2) Hardware: 4000 feet barbed wire ($74.); 1000 feet of #12 gauge, thirty two inch high welded woven wire ($220.). These prices do not include the cost of our tools, post hole digger, steel U-fencing staples, the come-along, or our many, many hours of strenuous physical labor (love for what we were doing).
What’s on TV tonight?
My favorite programs in 1981.
• Local Evening News
• National Evening News
• Bosom Buddies
• Private Benjamin
• Occasional ABC, CBS or NBC evening movies.

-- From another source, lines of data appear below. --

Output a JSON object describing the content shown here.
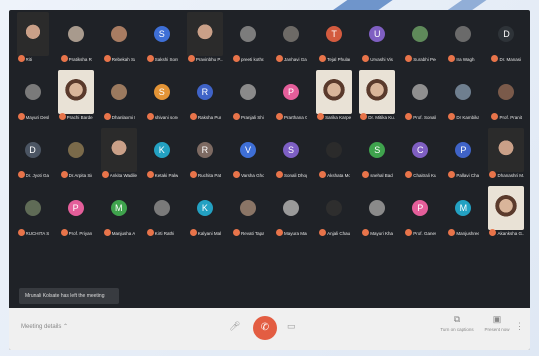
{
  "colors": {
    "mic_badge": "#e8744a",
    "hangup": "#e35d42"
  },
  "rows": [
    [
      {
        "t": "p",
        "n": "Riti"
      },
      {
        "t": "a",
        "n": "Pratiksha Ra...",
        "c": "#a89a8d",
        "l": ""
      },
      {
        "t": "a",
        "n": "Rebekah Salel",
        "c": "#a87c62",
        "l": ""
      },
      {
        "t": "a",
        "n": "Sakshi Sonta...",
        "c": "#3e6fd6",
        "l": "S"
      },
      {
        "t": "p",
        "n": "Pravinbhu P...",
        "big": true
      },
      {
        "t": "a",
        "n": "preeti kothra...",
        "c": "#7c7c7c",
        "l": ""
      },
      {
        "t": "a",
        "n": "Janhavi Gan...",
        "c": "#6d6a66",
        "l": ""
      },
      {
        "t": "a",
        "n": "Tejal Phulare",
        "c": "#d35b3f",
        "l": "T"
      },
      {
        "t": "a",
        "n": "Urvashi Vish...",
        "c": "#7f5fc2",
        "l": "U"
      },
      {
        "t": "a",
        "n": "Surabhi Pedn...",
        "c": "#5f8a5a",
        "l": ""
      },
      {
        "t": "a",
        "n": "Ira Wagh",
        "c": "#6a6a6a",
        "l": ""
      },
      {
        "t": "a",
        "n": "Dr. Manasi J...",
        "c": "#2e3338",
        "l": "D"
      }
    ],
    [
      {
        "t": "a",
        "n": "Mayuri Desh...",
        "c": "#7a7a7a",
        "l": ""
      },
      {
        "t": "p",
        "n": "Prachi Barde",
        "big": true
      },
      {
        "t": "a",
        "n": "Dhanlaxmi K...",
        "c": "#9b7a5f",
        "l": ""
      },
      {
        "t": "a",
        "n": "shivani sonc...",
        "c": "#e39436",
        "l": "S"
      },
      {
        "t": "a",
        "n": "Raksha Pure...",
        "c": "#3f63c7",
        "l": "R"
      },
      {
        "t": "a",
        "n": "Pranjali Shin...",
        "c": "#8a8a8a",
        "l": ""
      },
      {
        "t": "a",
        "n": "Prarthana G...",
        "c": "#e45e9a",
        "l": "P"
      },
      {
        "t": "p",
        "n": "Sarika Karpe",
        "big": true
      },
      {
        "t": "p",
        "n": "Dr. Mitika Ku...",
        "big": true
      },
      {
        "t": "a",
        "n": "Prof. Sonali ...",
        "c": "#8f8f8f",
        "l": ""
      },
      {
        "t": "a",
        "n": "Dr Kambikar...",
        "c": "#6f7f8f",
        "l": ""
      },
      {
        "t": "a",
        "n": "Prof. Pranita ...",
        "c": "#7a5a4a",
        "l": ""
      }
    ],
    [
      {
        "t": "a",
        "n": "Dr. Jyoti Gaik...",
        "c": "#4b5563",
        "l": "D"
      },
      {
        "t": "a",
        "n": "Dr.Arpita Sin...",
        "c": "#7a6a4a",
        "l": ""
      },
      {
        "t": "p",
        "n": "Ankita Wadile",
        "big": true
      },
      {
        "t": "a",
        "n": "Ketaki Palwa...",
        "c": "#23a1c2",
        "l": "K"
      },
      {
        "t": "a",
        "n": "Ruchita Patil",
        "c": "#7d6a62",
        "l": "R"
      },
      {
        "t": "a",
        "n": "Varsha Ghon...",
        "c": "#3e6fd6",
        "l": "V"
      },
      {
        "t": "a",
        "n": "Sonali Dhoge",
        "c": "#7d5fc4",
        "l": "S"
      },
      {
        "t": "a",
        "n": "Akshata More",
        "c": "#2b2b2b",
        "l": ""
      },
      {
        "t": "a",
        "n": "snehal Badhan",
        "c": "#3fa34d",
        "l": "S"
      },
      {
        "t": "a",
        "n": "Chaitrali Kull...",
        "c": "#7f5fc2",
        "l": "C"
      },
      {
        "t": "a",
        "n": "Pallavi Chaval...",
        "c": "#3f63c7",
        "l": "P"
      },
      {
        "t": "p",
        "n": "Dhanashri M...",
        "big": true
      }
    ],
    [
      {
        "t": "a",
        "n": "RUCHITA SH...",
        "c": "#5f6b56",
        "l": ""
      },
      {
        "t": "a",
        "n": "Prof. Priyank...",
        "c": "#e45e9a",
        "l": "P"
      },
      {
        "t": "a",
        "n": "Manjusha Ar...",
        "c": "#3fa34d",
        "l": "M"
      },
      {
        "t": "a",
        "n": "Kirti Rathi",
        "c": "#7a7a7a",
        "l": ""
      },
      {
        "t": "a",
        "n": "Kalyani Mali",
        "c": "#23a1c2",
        "l": "K"
      },
      {
        "t": "a",
        "n": "Revati Tapas...",
        "c": "#8a7566",
        "l": ""
      },
      {
        "t": "a",
        "n": "Mayura Mar...",
        "c": "#9a9a9a",
        "l": ""
      },
      {
        "t": "a",
        "n": "Anjali Chaud...",
        "c": "#2e2e2e",
        "l": ""
      },
      {
        "t": "a",
        "n": "Mayuri Kharà...",
        "c": "#8a8a8a",
        "l": ""
      },
      {
        "t": "a",
        "n": "Prof. Ganesh...",
        "c": "#e45e9a",
        "l": "P"
      },
      {
        "t": "a",
        "n": "Manjushree ...",
        "c": "#23a1c2",
        "l": "M"
      },
      {
        "t": "p",
        "n": "Akanksha G...",
        "big": true
      }
    ]
  ],
  "toast": "Mrunali Kolsate has left the meeting",
  "bottom": {
    "meeting_details": "Meeting details",
    "chevron": "⌃",
    "hangup_icon": "✆",
    "cc_icon": "⧉",
    "present_icon": "▣",
    "captions_label": "Turn on captions",
    "present_label": "Present now",
    "more_icon": "⋮",
    "mic_icon": "🎤︎",
    "cam_icon": "▭"
  }
}
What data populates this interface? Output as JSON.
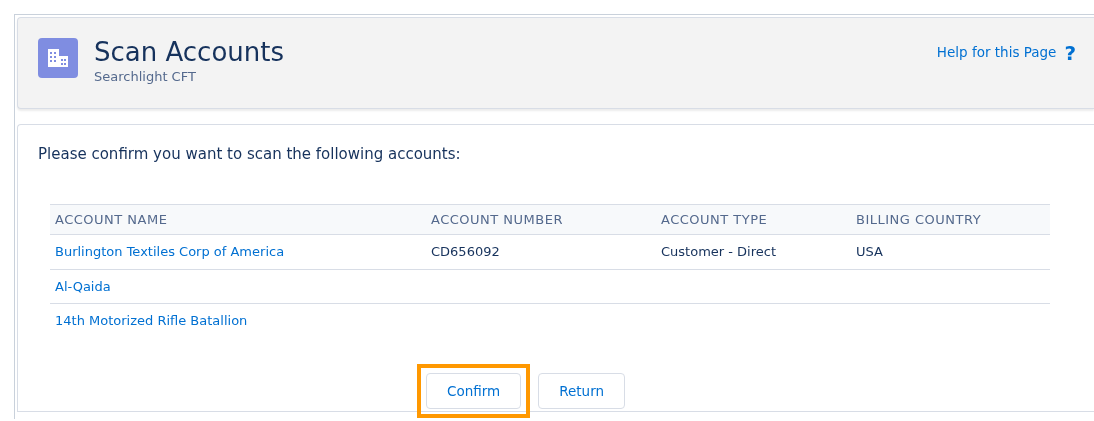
{
  "header": {
    "title": "Scan Accounts",
    "subtitle": "Searchlight CFT",
    "help_link": "Help for this Page",
    "help_icon": "?"
  },
  "prompt": "Please confirm you want to scan the following accounts:",
  "table": {
    "columns": [
      "ACCOUNT NAME",
      "ACCOUNT NUMBER",
      "ACCOUNT TYPE",
      "BILLING COUNTRY"
    ],
    "rows": [
      {
        "name": "Burlington Textiles Corp of America",
        "number": "CD656092",
        "type": "Customer - Direct",
        "country": "USA"
      },
      {
        "name": "Al-Qaida"
      },
      {
        "name": "14th Motorized Rifle Batallion"
      }
    ]
  },
  "buttons": [
    {
      "label": "Confirm",
      "highlighted": true
    },
    {
      "label": "Return",
      "highlighted": false
    }
  ]
}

• The Misadventures of Sheriff Lobo
• The Greatest American Her
• Simon and Simon
• Magnum P.I.
* Masada, a miniseries.
Movies:
Movies that Donna and I attended during the year include;
Continental Divide with John Belushi, Blair Brown, Allan Goodwitz, Caril Glynn
Escape From New York with Kurt Russel, Lee Van Cleef, Ernst Borgnine
For Your Eyes Only with Roger Moore, Carole Bouquet, Topol, Lynn-Holly Johnson
Modern Problems with Chevy Chase, Patti D’Arbanville, Nell Carter
Neighbors with John Belushi, Dan Aykroyd, Kathryn Walker, Cathy Moriarty
On Golden Pond with Henry Fonda, Katherine Hepburn, Jane Fonda, Dabney Coleman
Outland with Sean Connery, Peter Boyle, Frances Sternhagen
Raiders of the Lost Ark with Harrison Ford, Karen Allen, Wolf Kahler, Paul Freeman
Stripes with Bill Murray, Harold Ramis, Warren Oates, P.J. Soles
Superman II with Christopher Reeves, Margot Kidder, Gene Hackman, Terence Stamp
Tarzan, The Ape Man with Bo Derek, Richard Harris, John Philip Law
The Road Warrior (Mad Max II) with Mel Gibson, Bruce Spence,Vernon Wells
Zorro, The Gay Blade with George Hamilton, Lauren Hutton, Brenda Vaccaro
[1] John Tilley and Elizabeth Comyngs perished of the “general sickness” that swept through the small party of pilgrims during their first winter at Plimoth.